Here's how to get even closer.

By Sarì Harrar and Rita DeMaria | Ph.D. from The 7 Stages of Marriage
Rekindle the Romance Reliving times of closeness and love rekindles warm and even passionate feelings.

Happy, long-married couples interviewed for The Seven Stages of Marriage weren’t shy about reporting that they didn’t see eye-to-eye on everything — even after 40, 50, or even 60 years together. And they didn’t expect to! Despite their shared history, partners said they felt they were still changing and learning new things about themselves and each other.

“We’re not the same two people who got married as a 19-year-old and a 20-year-old,” says Hollie Atkinson, married to Janell. “We’re still growing and getting to know each other all over again. The surprising thing is, when we change as individuals, things that we thought we’d conquered and put to bed years ago as a couple can come back again. You deal with it, learn from it, and move on.”

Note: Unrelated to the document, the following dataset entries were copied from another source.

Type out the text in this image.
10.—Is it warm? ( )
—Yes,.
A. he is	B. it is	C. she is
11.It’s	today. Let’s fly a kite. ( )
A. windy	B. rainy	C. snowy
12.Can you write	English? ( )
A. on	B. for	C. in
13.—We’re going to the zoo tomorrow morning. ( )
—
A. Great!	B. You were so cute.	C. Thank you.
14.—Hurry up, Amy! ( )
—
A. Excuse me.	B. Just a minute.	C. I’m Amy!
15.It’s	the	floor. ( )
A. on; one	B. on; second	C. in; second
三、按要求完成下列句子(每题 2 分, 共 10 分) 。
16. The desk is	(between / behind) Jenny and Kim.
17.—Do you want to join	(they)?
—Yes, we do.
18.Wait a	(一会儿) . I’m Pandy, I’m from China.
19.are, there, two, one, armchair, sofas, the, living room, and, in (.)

Michael Hoxsey of Cincinnati, who has been married for 48 years, told us he thinks spouses should always see themselves as “engaged” to each other rather than settled down once and for all. “Throughout your life and your marriage, you keep on resolving the questions ‘Who am I?,’ ‘Who are you?,’ and ‘Who are we?’ The engagement period, when a couple is creating their whole reality, should never end,” he says. “Marriage shouldn’t stop your individual growth or your growth as a couple.”

As his wife, Joan, sees it, “Marriage is a sacrament. We marry each other every day. It’s an ongoing experience, not something that happened once.” How to deal with the inevitable conflicts of daily life? The fundamentals still hold true, says Barbara Christensen of Newport News, Virginia, who’s been married to husband, Chris, for 56 years. “We have genuine respect for each other. Sometimes we do become irritated or angry at each other, of course, but we have learned to use the tools we learned long ago. We talk it out and become one again,” she says. “We compromise. We agree to disagree. We honor the other’s right to their own opinion. We decided long ago that divorce is not an option for us. So we work every day on our relationship.”

After retirement, Completion-stage couples are often surprised to discover that indeed, they don’t know all there is to know about each other. You may discover that the two of you have different plans and dreams for this important time of life. Or that you have very different ideas about how to run the household. Or that your marriage needs a tune-up in order to fulfill long-hidden needs and desires. These tips and exercises can help you nurture a growing marriage now:

Open up a little more. Moving into the “third age” of your life and your marriage can stir up a rainbow of feelings, from euphoria and relief to fear and anxiety. Don’t bottle them up!

“A couple becomes more intimate when partners take risks,” says Stephen Treat, D.Min., the director and CEO of the Philadelphia-based Council for Relationships and an instructor in psychiatry and human behavior at Jefferson Medical College in Philadelphia. “That requires being emotionally honest and making the relationship safe for taking those risks. When you’re both emotionally honest, you don’t collect grudges and negative feelings over the years that fester and fester. You stay current with each other and connected.”

Sharing your feelings and thoughts can be especially important if retirement leaves you feeling as if you’ve lost your identity and sense of purpose — a risk for anyone who felt strongly invested in a career or demanding job. Losing your work identity can lead to feelings of depression. What helps: A spouse who understands that this loss is big, a marriage that lets you express your feelings, and a plan for finding new purpose. If depression persists, consider seeing a counselor or therapist.